If two parallel lines are reduced by a transversal, then corresponding angles are congruent. THIS IS BICONDITIONAL (converse is true): Corresponding Angles Converse Postulate
If two parallel lines are cut by a transversal, then the alternative inner angles are congruent. THIS IS BICONDITIONAL (converse is true): Alternate Interior Angles Converse Theorem
If 2 parallel lines are reduced by a transversal, then the alternative exterior angles are congruent. THIS IS BICONDITIONAL (converse is true): Alternative Exterior Angles Converse Theorem
If two parallel lines are cut by a transversal, then the consecutive (exact same side) inner angles are supplementary. THIS IS BICONDITIONAL (converse is true): Consecutive Interior Angles Converse Theorem
Parallel lines have actually equal slopes (biconditional true: if 2 lines have equal slopes, then they are parallel)

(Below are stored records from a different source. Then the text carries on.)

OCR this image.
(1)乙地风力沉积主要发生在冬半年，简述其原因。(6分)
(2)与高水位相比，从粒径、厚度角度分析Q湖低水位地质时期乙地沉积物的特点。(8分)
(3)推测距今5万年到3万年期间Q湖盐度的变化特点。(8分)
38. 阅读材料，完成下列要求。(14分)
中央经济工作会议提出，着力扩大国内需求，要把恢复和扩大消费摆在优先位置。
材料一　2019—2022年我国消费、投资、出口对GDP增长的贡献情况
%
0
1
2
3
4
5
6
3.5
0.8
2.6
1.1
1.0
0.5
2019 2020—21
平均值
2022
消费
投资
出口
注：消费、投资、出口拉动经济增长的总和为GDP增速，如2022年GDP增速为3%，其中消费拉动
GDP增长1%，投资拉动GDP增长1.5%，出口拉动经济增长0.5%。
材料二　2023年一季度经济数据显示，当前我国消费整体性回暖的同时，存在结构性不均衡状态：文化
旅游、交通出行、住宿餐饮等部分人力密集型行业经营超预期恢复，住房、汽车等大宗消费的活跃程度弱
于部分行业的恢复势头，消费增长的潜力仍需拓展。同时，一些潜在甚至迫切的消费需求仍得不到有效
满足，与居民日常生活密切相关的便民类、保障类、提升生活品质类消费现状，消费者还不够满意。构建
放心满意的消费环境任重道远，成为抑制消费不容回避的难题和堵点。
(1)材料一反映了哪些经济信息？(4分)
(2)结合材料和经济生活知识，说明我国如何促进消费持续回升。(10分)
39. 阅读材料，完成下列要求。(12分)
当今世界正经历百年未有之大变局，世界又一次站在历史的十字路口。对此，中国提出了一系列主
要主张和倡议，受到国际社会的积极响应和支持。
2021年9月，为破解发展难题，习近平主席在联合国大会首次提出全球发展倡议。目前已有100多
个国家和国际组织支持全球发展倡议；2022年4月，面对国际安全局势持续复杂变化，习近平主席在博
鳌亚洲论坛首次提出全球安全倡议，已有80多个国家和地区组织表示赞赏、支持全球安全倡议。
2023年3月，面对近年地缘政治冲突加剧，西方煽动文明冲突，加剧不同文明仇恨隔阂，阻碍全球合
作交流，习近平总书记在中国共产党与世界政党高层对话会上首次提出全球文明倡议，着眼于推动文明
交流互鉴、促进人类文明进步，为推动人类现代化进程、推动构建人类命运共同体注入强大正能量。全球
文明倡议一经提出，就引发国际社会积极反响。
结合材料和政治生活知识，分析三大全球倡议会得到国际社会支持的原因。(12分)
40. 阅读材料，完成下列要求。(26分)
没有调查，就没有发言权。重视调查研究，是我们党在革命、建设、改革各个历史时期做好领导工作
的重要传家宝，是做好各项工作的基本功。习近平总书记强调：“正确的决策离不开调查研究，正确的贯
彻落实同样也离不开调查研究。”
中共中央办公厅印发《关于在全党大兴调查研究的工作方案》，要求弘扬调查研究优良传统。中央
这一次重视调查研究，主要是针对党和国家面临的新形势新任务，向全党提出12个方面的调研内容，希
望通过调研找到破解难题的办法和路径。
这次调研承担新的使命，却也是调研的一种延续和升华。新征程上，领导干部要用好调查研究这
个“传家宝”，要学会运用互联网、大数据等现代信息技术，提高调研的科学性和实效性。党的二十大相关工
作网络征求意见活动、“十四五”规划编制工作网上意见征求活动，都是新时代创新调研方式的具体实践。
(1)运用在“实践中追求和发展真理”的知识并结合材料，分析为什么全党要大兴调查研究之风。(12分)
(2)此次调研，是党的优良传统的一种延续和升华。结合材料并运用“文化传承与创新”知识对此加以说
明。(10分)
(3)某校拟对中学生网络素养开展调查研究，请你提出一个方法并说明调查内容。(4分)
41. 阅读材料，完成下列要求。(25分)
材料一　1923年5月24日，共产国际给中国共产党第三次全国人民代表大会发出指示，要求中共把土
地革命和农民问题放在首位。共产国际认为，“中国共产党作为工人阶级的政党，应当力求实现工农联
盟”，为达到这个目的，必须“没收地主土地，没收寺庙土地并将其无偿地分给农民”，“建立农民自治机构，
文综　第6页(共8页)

If 2 lines are perpendicular lines then their slopes have actually a product of -1 (the slopes are negative reciprocals of each other) (biconditional true: if the product of the slopes of two lines is -1, then the lines are perpendicular)
Formula to uncover the equation of a line provided the slope of the line (m) and a suggest on the line (x1, y1): y - y1 = m(x - x1)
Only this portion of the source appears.